Ülkemizde yazın en şiddetli biçimde yaşandığı kentlerin başında Aydın geliyor. Bu yıl ilkbahar oldukça serin geçti. Yaz geç geldi dersek yalan olmaz. Haziran'ın 20'sinden bu yana kavurucu sıcaklar etkisini hissettirir oldu. Öyle ki, ekim ayına kadar sürmesi beklenen sıcak bir dönemin içine girdik.
Kent merkezinde hissedilen sıcaklığı artıran en önemli etkenlerden biri ise beton yığınını andıran binalar.
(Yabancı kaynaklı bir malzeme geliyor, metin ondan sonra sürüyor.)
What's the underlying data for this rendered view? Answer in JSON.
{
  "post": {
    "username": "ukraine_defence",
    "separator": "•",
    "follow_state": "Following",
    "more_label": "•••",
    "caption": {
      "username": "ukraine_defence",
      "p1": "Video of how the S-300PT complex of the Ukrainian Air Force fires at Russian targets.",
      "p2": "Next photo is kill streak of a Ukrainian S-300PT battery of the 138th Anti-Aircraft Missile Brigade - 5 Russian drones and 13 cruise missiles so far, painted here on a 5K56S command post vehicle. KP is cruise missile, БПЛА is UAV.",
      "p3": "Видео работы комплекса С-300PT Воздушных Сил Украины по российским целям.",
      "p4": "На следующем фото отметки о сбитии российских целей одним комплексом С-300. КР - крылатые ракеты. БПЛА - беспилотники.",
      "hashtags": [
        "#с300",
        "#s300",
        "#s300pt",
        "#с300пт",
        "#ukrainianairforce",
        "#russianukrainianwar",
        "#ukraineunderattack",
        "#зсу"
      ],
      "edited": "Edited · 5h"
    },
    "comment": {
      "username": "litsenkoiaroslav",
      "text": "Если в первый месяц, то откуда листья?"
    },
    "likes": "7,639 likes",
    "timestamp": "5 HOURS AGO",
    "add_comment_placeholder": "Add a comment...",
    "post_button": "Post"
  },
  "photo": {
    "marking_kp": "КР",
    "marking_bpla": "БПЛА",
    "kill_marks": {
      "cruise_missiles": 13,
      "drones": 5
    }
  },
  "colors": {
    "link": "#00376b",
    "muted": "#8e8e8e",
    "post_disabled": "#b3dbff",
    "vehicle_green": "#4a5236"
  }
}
Kentin belli bölgeleri yeşil alan açısından daha şanslı. Ancak belli semtler var ki, yeşil alan arayın ki bulasınız!
***
Durum böyle olunca yaz sıcağının şiddeti artıyor, yeşil alanı bol semtler veya şehrin dışı akşam saatlerinde püfür püfür eserken, dip dibe, zevkten, estetikten yoksun binalarla kaplı kesimler ise adeta yanıyor.
Doğa ve yeşil, uygar bir kentin, yaşanabilir bir şehrin olmazsa olmazıdır. İnsanoğlu lükse olan düşkünlüğü kadar doğaya, yeşile önem verseydi bugün bu sorunları konuşuyor olmazdık.
***
Elbette bu sorunlar yalnızca Aydın'ın değil, metropoller başta olmak üzere hemen hemen tüm kentlerde benzer sorunlar yaşanıyor. Çarpık ve yoğun yapılaşma, kentlerin siluetini bozduğu kadar sıcak yazın daha da sıcak yaşanmasına ve hissedilmesine yol açıyor.
Bu yüzden doğaya, yeşile önem verelim, yapılaşma alanlarında nefes alabilecek mekânlar oluşturalım. Bunlar yapılmadığı takdirde bu can yakıcı sorunları ve daha nicelerini konuşmaya devam ederiz.